King Lear

King Lear UATG 2024University of Adelaide Theatre Guild. Little Theatre. 22 Aug 2024

 

A nice night’s entertainment it never was. It’s nasty.

 

Because of the political frailties and the dangerous madness of current US politics, one feels all the more disturbed, indignant, and incredulous at the grotesque follies of King Lear. His smug regal vanity pits his daughters against each other with an ensuing torrent of violence and hatred which, showing people at their worst, is Shakespeare at his tragedian best. 

 

To make it all the more gruelling, this AUTG production directed by Brant Eustice is set in a quasi-industrial, post-apocalyptic world, its Kate Prescott set looking like an abandoned construction site and its Lisa Lanzi costumes like Mad Max remnants dragged from the recycle bin. So puzzling are the costumes, with bottle cap adornments and beer can pull-tab jewellery, that they quite draw the attention from the high drama enacted by their wearers. Edmund’s off-the-shoulder number almost one-upped the extremely fine performance of Sean Flierl. And what a fine voice he has. 

 

Of course, it is Michael Eustice’s voice which rules the stage. Clad in grubby, ill-fitting rags, he delivers the might, majesty, and epic madness of the King. If his vocal delivery is masterful, the expressions in his eyes through every nuance of every scene are spellbinding. He “inhabits’ the role.
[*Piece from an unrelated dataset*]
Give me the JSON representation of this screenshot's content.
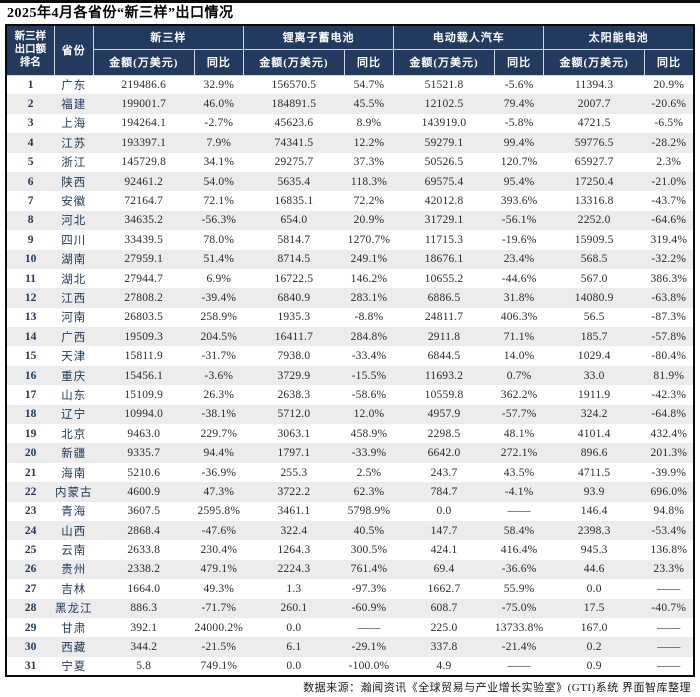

It is a magnificent, deeply satisfying performance.

 

King Lear, with its complexity of rival royals and riven loyalties, accommodates a large and needfully accomplished cast, the likes of which we can see less and less in these economically fraught times. It is from the diligence of AUTG and the other unpaid theatricals that we may expose our young to major classical works such as this. Director Brant Eustice has rallied some fine performers and wrapped this long and torrid drama in snappy timing and lovely character work. Eustice himself, standing in for a sick cast member, is among them, heartbreaking as poor blinded Gloucester and, beside him as his son Edgar, Robert Baulderstone in an eminently creditable and consistent performance. He doubles nicely as the King of France. Rebecca Kemp, shines once more in the role of Lear’s venomous daughter, Regan. Her Shakespearean articulation is perfect. Georgia Stockham playing her evil sister, Goneril, is also articulate but oh, my, the Widow Twankey has nothing on the hapless overkill of her hair and costume. As Cordelia, the king's youngest and favourite daughter, Rhoda Sylvester enchants from her excellent opening scene but is a little lost subsequently. Then there’s the incomparable Geoff Revell. He makes a tasty meal of The Fool, nimble of tongue and toe. The much-respected Sharon Malujlo is oddly miscast as Kent. Not so Tracey Walker as Albany and Tom Tassone as Cornwall. Then there’s Tony Sampson, grinning, mad as Oswald with, in myriad roles, Harry Passehl, Lizzie Zeuner, Mike Leach and Imogen Deller-Evans. It is a strong, hardworking cast, exhausting to watch, and the sword fighting is genuinely scary.

 

Michael Green’s score is quite arresting. It is gently industrial, softly clamorous, original and befitting. Then there’s the storm, perhaps not as overwhelming as in other productions, but the Little Theatre is an intimate space and, as director, Brant Eustice has manipulated the action in such a way that the audience feels truly enveloped. Hence, when it comes to a night of unrelenting Shakespearean cruelty, sorrow, death, and insanity, it is perversely enjoyable.

 

Samela Harris

 

When: 22 to 25 Aug

Where: The Little Theatre

Bookings: Sold Out

 

Editor’s Note: King Lear has unfortunately closed early due to a illness.